Published online by Cambridge University Press: 01 October 2009
It has often been remarked that by the time of the Norman Conquest, English libraries were deficient in their holdings of patristic texts and texts in use in the contemporary continental curriculum, especially those employed in the quadrivium. Such remarks are usually made with the implied corollary that, in 1066, Anglo-Saxon learning and scholarship was not only in intellectual backwaters, but presented itself to the scholars arriving from the Continent in a state of outright stagnation.
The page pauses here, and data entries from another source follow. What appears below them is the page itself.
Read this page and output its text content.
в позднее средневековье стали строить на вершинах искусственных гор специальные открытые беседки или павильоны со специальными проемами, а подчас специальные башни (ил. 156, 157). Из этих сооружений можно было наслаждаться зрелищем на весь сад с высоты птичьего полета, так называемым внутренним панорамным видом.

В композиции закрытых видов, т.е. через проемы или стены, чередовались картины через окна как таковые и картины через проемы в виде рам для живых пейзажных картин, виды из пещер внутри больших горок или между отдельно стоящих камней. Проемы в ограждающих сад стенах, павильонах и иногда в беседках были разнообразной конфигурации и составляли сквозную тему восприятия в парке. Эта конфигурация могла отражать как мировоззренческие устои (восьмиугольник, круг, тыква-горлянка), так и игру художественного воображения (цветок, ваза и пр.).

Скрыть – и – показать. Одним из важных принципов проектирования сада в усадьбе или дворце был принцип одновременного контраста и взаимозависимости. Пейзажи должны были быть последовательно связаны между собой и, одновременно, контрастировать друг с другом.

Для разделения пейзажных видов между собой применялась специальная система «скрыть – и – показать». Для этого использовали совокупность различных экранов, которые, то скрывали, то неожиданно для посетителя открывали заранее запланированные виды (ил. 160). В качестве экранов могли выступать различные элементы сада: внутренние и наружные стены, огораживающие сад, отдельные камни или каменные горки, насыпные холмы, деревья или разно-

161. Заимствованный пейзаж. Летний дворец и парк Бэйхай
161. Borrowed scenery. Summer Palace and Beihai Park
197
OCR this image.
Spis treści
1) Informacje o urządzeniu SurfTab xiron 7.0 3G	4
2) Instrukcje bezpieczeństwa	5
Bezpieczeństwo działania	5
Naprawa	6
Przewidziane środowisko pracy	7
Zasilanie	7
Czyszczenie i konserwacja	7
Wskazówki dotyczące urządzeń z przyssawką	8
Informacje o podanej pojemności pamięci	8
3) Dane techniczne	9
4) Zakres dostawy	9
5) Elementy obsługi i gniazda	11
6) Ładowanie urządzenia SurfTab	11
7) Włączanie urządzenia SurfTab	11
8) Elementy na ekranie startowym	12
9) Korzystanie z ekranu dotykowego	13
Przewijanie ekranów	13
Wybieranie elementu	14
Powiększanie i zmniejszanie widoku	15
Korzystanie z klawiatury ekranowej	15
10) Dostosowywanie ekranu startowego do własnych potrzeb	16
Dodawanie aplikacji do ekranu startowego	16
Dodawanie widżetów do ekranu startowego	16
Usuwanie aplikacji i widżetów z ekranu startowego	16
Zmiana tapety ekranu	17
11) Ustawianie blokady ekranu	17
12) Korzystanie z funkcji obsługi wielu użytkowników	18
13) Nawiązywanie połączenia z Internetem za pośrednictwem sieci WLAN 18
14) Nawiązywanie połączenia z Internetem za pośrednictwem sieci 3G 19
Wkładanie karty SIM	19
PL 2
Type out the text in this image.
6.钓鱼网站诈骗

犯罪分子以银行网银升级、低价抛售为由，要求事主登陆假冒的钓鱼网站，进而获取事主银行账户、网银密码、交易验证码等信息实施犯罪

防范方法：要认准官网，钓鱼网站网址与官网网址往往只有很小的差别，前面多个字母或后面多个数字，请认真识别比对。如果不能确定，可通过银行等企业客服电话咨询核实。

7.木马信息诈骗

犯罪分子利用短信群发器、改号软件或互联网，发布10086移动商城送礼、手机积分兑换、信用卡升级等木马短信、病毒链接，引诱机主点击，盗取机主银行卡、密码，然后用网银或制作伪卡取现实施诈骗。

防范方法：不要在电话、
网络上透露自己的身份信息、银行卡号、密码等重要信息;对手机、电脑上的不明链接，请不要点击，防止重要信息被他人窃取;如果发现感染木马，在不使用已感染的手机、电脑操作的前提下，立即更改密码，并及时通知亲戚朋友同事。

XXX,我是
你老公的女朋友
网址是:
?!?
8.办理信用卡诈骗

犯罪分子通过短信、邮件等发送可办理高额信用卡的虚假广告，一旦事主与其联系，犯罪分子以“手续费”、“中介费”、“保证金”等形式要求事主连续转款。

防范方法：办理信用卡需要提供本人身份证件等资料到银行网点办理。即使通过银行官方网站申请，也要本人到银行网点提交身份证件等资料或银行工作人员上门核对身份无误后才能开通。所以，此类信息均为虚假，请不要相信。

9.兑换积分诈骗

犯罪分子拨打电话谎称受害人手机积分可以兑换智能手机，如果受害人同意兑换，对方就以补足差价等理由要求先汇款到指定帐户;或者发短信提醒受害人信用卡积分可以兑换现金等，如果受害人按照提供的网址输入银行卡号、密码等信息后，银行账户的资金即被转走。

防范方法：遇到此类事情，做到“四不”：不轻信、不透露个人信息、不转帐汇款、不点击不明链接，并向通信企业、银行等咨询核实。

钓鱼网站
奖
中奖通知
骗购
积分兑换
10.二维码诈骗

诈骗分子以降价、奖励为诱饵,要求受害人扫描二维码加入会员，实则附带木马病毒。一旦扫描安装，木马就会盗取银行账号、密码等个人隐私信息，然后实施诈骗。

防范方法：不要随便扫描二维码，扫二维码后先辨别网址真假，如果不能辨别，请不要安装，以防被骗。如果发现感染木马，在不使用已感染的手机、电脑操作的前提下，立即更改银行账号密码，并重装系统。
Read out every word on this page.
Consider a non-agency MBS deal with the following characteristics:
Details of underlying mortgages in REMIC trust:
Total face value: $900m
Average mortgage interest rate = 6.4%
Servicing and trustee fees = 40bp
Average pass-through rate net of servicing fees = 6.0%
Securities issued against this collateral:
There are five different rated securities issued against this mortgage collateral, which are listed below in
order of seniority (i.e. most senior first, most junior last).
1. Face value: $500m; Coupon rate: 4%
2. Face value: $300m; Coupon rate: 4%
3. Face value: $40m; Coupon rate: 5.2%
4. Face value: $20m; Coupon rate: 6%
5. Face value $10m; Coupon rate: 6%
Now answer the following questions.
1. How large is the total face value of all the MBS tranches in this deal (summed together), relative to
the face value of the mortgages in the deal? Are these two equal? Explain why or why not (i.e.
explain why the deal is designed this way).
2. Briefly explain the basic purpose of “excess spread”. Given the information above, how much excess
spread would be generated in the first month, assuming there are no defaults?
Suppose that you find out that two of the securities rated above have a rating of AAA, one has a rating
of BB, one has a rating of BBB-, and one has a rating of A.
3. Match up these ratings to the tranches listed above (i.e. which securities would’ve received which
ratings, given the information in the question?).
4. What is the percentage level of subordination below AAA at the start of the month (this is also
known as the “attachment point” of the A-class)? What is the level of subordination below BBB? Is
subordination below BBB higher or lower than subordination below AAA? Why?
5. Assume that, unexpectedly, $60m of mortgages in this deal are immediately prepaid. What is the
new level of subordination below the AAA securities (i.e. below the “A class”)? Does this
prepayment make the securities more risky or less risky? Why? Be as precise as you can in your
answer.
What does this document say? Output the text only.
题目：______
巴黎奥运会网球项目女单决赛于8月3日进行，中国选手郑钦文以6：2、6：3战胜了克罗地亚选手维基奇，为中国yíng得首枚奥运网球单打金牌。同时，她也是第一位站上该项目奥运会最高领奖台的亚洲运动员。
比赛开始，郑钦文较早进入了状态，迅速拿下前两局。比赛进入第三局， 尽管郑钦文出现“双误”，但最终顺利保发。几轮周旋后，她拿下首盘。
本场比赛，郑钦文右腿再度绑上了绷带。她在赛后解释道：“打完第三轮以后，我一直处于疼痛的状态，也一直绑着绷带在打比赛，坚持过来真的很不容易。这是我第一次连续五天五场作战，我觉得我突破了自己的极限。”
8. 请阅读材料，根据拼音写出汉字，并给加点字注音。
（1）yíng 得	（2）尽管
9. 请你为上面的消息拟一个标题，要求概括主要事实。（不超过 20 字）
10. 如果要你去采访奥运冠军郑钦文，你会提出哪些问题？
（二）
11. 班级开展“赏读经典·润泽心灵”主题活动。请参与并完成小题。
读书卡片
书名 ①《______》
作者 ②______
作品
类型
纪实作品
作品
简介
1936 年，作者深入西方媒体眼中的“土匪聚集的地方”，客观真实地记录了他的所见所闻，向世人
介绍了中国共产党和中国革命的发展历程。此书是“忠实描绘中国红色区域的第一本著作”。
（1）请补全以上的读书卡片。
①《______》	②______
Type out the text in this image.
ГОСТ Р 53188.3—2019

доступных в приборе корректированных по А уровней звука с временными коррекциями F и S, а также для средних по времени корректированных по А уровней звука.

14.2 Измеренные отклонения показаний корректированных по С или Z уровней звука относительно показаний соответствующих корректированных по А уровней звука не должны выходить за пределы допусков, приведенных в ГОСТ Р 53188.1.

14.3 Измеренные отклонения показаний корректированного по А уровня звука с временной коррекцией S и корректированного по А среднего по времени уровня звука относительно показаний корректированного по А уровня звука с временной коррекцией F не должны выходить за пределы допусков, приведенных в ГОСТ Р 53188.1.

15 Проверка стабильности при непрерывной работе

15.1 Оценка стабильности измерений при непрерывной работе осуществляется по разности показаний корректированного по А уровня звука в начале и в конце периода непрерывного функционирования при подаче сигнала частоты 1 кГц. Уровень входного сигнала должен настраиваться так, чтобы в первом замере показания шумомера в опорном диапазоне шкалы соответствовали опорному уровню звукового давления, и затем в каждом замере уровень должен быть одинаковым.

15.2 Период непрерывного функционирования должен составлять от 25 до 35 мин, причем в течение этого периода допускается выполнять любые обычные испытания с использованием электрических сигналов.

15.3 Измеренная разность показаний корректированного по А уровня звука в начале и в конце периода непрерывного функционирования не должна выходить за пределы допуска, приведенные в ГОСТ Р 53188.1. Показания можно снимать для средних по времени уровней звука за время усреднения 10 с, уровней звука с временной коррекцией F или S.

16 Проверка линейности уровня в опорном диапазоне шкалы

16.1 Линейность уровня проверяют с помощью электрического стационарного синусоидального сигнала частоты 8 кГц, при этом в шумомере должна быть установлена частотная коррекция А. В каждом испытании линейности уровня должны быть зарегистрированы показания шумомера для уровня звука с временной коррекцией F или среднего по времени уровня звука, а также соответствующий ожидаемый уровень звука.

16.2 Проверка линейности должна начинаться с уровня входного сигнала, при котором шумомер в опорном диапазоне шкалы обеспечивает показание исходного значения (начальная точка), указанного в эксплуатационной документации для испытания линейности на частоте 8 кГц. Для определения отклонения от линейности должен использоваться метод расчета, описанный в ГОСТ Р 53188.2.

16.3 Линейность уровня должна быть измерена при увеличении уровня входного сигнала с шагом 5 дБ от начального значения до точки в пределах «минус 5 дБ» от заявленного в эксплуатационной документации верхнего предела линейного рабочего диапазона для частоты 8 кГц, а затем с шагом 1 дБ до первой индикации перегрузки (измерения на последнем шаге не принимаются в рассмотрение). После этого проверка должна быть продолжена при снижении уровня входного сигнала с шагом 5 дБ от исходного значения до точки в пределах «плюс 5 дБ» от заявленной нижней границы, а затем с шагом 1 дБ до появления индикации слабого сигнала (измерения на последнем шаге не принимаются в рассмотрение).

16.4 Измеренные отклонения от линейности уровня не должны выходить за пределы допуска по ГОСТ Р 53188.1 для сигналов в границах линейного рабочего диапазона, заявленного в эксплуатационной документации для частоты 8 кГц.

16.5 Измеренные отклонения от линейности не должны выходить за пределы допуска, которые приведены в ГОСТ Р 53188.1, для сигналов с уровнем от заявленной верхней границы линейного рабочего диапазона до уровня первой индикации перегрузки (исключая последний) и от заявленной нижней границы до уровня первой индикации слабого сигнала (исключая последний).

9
However, verdicts such as these are given from the point of view of the Norman and French abbots and bishops, inspecting the holdings of their monastery and cathedral libraries and canvassing the scholarship of their Anglo-Saxon monks and clerics. These continental abbots and bishops will have known nothing about the early-tenth-century roots of the English veneration for Aldhelm; for them, Aldhelm will simply have been a massive fossil in the antiquated English curriculum, and they will have looked upon the hermeneutic style, so indebted to Aldhelm and so universally practised in late Anglo-Saxon England, as a strange peculiarity, to say the least. Similarly, for them, the works of Ælfric and of Archbishop Wulfstan or the huge vernacular gloss corpora preserved in Anglo-Saxon manuscripts can have held no interest.
It is true that in our times the writings of Aldhelm, Ælfric and Wulfstan, as well as other Old English prose works and Latin hermeneutic texts, have attracted their share of attention (and moderate admiration) from Anglo-Saxonists in general.